We'll cover the following
How to create well-defined HTTP API specifications
The critical element in prototyping is to turn our original API design into a valid HTTP design. We need to convert the list of properties and actions from our ALPS description into a well-defined HTTP API specification. This is where the magic happens—the art of translation. We use the word art because there is no science or engineering that can properly convert our design into a protocol-specific definition. We still need to rely on creative people to do this work. That’s why sketching and prototyping can be so handy. It lets us work out decisions quickly and easily without a lot of expense.
It’s also important to point out that we’ll be using an HTTP API as our target implementation. We won’t be using an event-driven React API, a query-driven GraphQL API, or a function-driven gRPC API. This decision to create an HTTP-based API is our starting point.
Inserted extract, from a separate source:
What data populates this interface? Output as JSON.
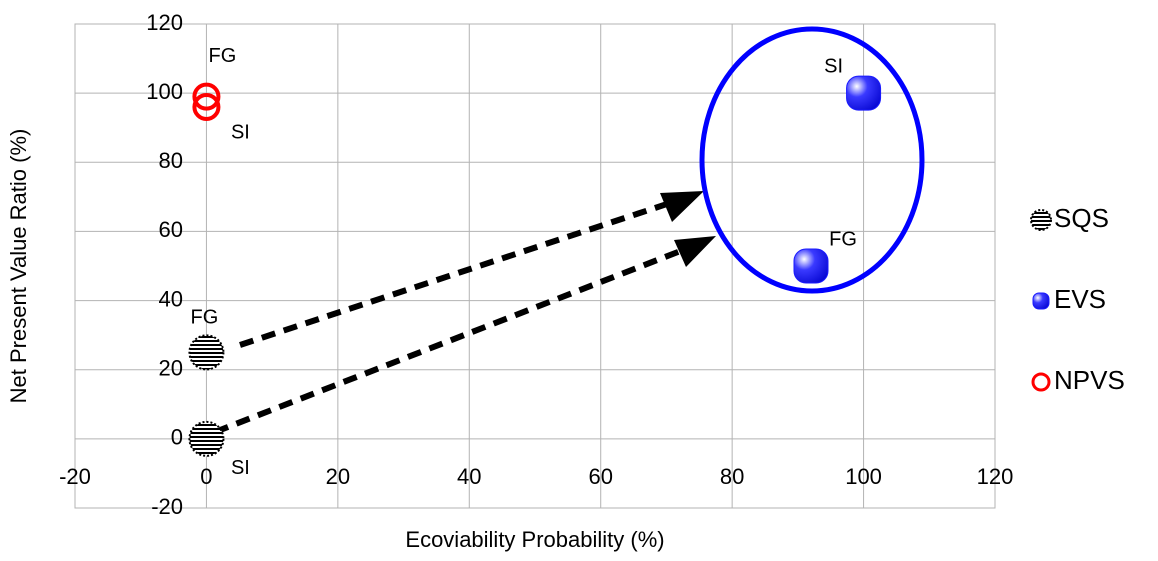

We could imagine that someone at BigCo, where the Onboarding API will be built, has decided this for us. In other cases, the API style might be determined by a customer, by some other team in the company, or just by ourselves. Deciding on the target is the start of turning our ALPS description into an implementation definition.
We have already designed our API and generated our WSD. We then translated that diagram into an ALPS description. Now, we can use both of them as a reference when laying out our HTTP-style API.
HTTP specifications of Onboarding API
A key element in HTTP-style APIs is a focus on individual resources (identified by a URL) and the ability to read and write their states (the data properties associated with each resource). When we lay out our HTTP implementation, we need to declare our resources and determine which properties are displayed and/or edited for each of them.